What if health systems provided rides for elderly patients with limited transportation options or poor patients unable to access public transportation? We might applaud them for a creative strategy to improve access for vulnerable populations. However, their actions might be illegal.

We navigated these legal challenges as we designed a rideshare-based medical transportation service using Lyft to help Medicaid patients get to their primary care appointment.[1] Rides are only offered to patients who have established care at the primary care practices and we were required to limit eligibility to those within a reasonable distance to contain costs. Violating these boundaries would put the health system at risk for inducing patients to unfairly drive demand away from competitors.

In the New England Journal of Medicine, we explore the conflict between our efforts to provide services that may help vulnerable patients access health care and laws meant to prevent unfair competition and curb inducements due to greed. With an increasing number of health care innovations using social services or monetary incentives to shape patient behavior for the sake of better health (e.g., increased medication adherence or primary care attendance), these laws may stand in the way.

Under the Anti-Kickback Statute, no provider or institution receiving federal dollars can offer anything of financial value that may increase referrals for any of their patients, publicly or privately insured. Violators risk criminal penalties and substantial fines per kickback under the Civil Money Penalty Law. That law allows some incentives for care, a nominal value exception of no more than $15 per item or $75 per year per patient. Triggers for investigating fraud have a low threshold: increasing referrals doesn’t have to be the primary reason for providing the service or good — it just needs to be one possible reason or consequence.

Triggers for investigating fraud have a low threshold: increasing referrals doesn’t have to be the primary reason for providing the service or good — it just needs to be one possible reason or consequence.

In the context of payment reform and increased risk sharing, these laws present significant challenges for adapting health systems who are taking on greater risk through payment bundles and readmission penalties.
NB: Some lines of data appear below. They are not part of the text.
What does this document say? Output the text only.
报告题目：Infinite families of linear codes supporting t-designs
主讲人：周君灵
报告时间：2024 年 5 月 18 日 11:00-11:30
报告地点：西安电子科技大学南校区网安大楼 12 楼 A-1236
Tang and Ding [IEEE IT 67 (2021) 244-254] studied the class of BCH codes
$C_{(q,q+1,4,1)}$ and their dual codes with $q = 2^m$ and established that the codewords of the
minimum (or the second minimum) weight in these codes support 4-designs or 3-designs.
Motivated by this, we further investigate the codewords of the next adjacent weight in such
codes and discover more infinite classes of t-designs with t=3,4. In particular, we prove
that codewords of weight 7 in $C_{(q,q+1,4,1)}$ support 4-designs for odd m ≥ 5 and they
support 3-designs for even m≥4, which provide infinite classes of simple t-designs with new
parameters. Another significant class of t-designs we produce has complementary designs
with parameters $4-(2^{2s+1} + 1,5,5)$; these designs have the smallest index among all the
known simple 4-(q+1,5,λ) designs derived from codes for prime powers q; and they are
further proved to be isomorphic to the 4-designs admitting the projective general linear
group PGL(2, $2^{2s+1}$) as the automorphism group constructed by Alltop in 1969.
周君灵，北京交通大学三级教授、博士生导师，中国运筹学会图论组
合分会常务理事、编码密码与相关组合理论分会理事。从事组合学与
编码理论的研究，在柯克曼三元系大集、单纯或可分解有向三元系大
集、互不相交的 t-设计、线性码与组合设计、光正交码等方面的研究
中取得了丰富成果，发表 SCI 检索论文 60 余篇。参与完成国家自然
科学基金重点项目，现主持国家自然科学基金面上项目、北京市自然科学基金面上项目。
Value has become the growing mantra as fee-for-service health care financing becomes less prominent. This week in the Journal of the American Medical Association, the National Academy of Medicine’s “Vital Directions” report calls for greater integration of social services with medical services because they, like many experts, believe these efforts can improve health outcomes, save money, and improve equity.

We believe hospitals inducing patient demand for appropriate, high-value care should be praised, not penalized. As health systems consider services traditionally seen as outside the scope of health care (e.g., transportation, housing, food parcels), and if those services achieve the outcomes patients and payers want, they shouldn’t worry about being accused of unfair business practices. We should judge inducements by the value they provide.

In our ongoing clinical trial, we have assigned nearly 700 patients to an intervention arm (who receive a Lyft ride to clinic) and control arm (usual care). Soon, we’ll know if our transportation service improved health care access by monitoring for increased clinic attendance and decreased emergency department utilization. However, before we scale our intervention, we all need to reconsider the value of inducements and what they can achieve.


[1] This clinical trial is funded by pilot funds from the Leonard Davis Institute of Health Economics.